HyQ Steps Across Gaps Despite Getting Yanked Around

IIT’s quadruped has a new footstep planner that is robust against shoves and gaps

If your robotics lab has a quadruped, it’s become almost a requirement that you post a video of the robot not falling over when walking across some kind of particularly challenging surface. And quadrupeds are getting quite good at keeping their feet, even while negotiating uneven terrain like steps or rubble. One way to do this is without any visual perception at all, simply reacting to obstacles “blindly” by positioning legs and feet to keep the body of the robot upright and moving in the right direction. This can work for terrain that’s continuous, but when you start looking at more dangerous situations like gaps that a robot’s leg could get stuck in, being able to use vision to plan a safe path becomes necessary.

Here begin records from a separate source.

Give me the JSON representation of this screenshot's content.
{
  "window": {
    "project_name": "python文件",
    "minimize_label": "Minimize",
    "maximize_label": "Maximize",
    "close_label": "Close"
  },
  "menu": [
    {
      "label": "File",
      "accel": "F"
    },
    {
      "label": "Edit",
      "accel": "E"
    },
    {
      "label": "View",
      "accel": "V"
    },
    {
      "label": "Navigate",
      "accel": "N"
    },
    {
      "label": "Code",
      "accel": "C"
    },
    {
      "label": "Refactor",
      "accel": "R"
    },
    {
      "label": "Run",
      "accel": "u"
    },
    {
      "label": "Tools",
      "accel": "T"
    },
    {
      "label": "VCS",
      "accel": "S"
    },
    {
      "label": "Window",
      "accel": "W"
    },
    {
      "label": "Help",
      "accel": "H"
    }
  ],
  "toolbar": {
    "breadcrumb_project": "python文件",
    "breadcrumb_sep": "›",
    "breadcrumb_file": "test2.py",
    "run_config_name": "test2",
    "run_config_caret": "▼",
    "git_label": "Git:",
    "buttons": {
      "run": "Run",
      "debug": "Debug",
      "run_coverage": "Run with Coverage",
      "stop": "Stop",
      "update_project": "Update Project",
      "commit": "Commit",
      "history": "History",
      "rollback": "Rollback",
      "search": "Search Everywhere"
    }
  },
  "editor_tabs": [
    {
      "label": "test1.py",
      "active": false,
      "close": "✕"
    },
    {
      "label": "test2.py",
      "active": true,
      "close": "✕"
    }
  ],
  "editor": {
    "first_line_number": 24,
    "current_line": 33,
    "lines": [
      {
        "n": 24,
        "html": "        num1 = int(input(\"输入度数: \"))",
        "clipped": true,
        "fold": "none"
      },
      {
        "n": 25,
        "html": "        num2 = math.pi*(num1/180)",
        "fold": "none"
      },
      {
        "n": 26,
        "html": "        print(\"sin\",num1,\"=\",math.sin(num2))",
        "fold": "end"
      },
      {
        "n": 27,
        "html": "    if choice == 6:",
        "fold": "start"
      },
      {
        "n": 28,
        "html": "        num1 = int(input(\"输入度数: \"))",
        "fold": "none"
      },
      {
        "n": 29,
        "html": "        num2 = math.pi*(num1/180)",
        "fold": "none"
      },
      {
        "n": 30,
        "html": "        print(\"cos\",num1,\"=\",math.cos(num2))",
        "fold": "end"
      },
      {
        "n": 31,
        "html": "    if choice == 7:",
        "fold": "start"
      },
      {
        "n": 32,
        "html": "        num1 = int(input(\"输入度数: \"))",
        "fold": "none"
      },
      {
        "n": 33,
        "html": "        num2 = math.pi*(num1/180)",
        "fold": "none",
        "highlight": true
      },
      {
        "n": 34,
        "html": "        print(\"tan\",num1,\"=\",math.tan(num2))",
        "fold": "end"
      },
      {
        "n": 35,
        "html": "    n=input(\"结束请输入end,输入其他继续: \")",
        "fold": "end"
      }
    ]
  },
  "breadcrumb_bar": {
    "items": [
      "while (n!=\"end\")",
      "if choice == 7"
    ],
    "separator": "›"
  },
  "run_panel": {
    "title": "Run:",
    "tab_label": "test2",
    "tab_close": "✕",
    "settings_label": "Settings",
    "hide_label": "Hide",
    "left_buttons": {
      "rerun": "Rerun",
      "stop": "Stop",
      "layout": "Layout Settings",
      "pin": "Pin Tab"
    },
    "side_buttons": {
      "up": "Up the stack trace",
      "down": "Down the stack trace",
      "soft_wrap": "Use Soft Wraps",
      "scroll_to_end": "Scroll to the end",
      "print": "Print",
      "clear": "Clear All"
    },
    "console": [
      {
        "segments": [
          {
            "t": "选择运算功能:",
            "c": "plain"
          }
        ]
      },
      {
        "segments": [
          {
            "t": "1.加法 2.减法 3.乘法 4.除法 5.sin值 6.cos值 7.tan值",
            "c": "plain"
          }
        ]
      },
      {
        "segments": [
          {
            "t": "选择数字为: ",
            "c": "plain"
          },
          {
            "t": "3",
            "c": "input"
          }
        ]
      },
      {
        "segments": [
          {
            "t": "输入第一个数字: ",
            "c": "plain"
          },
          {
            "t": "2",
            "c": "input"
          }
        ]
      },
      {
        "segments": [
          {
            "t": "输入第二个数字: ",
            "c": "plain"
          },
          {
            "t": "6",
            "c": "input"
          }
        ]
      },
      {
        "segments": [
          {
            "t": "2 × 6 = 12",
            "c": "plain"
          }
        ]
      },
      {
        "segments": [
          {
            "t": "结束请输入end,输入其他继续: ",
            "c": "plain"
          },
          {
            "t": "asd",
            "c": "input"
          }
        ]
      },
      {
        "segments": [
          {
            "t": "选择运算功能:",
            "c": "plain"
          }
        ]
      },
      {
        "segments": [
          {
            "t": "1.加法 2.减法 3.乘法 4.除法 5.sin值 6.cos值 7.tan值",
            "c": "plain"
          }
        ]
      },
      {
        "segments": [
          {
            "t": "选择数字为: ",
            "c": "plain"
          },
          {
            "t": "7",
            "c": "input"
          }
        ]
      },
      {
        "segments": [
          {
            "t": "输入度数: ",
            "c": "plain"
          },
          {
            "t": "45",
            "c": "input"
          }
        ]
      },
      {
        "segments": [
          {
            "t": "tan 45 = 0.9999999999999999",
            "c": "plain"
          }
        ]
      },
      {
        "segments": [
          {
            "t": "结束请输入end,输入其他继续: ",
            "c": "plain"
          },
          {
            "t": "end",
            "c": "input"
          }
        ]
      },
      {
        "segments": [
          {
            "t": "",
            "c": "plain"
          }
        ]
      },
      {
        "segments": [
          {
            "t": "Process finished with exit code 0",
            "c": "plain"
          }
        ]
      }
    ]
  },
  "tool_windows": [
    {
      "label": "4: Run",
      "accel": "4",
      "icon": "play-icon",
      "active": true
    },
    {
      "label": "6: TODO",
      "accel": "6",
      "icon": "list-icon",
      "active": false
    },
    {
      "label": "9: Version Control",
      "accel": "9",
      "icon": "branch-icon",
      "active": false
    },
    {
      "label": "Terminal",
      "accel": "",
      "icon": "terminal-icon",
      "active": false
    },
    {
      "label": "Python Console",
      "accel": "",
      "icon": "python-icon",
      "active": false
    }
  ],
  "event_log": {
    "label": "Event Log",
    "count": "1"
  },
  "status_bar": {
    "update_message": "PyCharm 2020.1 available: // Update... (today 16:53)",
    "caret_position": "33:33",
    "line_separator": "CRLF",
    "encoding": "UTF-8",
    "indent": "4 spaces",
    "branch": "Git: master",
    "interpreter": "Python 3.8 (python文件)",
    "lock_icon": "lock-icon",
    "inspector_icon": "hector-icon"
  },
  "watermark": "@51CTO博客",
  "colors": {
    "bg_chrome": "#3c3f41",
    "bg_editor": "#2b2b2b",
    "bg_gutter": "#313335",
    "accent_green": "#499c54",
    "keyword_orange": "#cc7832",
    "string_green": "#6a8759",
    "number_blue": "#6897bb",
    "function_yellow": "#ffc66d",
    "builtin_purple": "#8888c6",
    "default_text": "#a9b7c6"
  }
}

Vision, though, is a real bag of worms, kettle of fish, bushel of geese, or whatever your own favorite tricky metaphor is. Adapting foot placement based on visual feedback takes both reliable sensing and the processing power to back it up, but even under the best of circumstances, there’s only so much that an onboard system can usually handle. At the Italian Institute of Technology, roboticists have used a convolutional neural network to reduce the time that it takes for the HyQ quadruped to plan its foot placement by several orders of magnitude, and it can now make dynamic adaptations, allowing it to withstand an extra helping of abuse from its human programmers.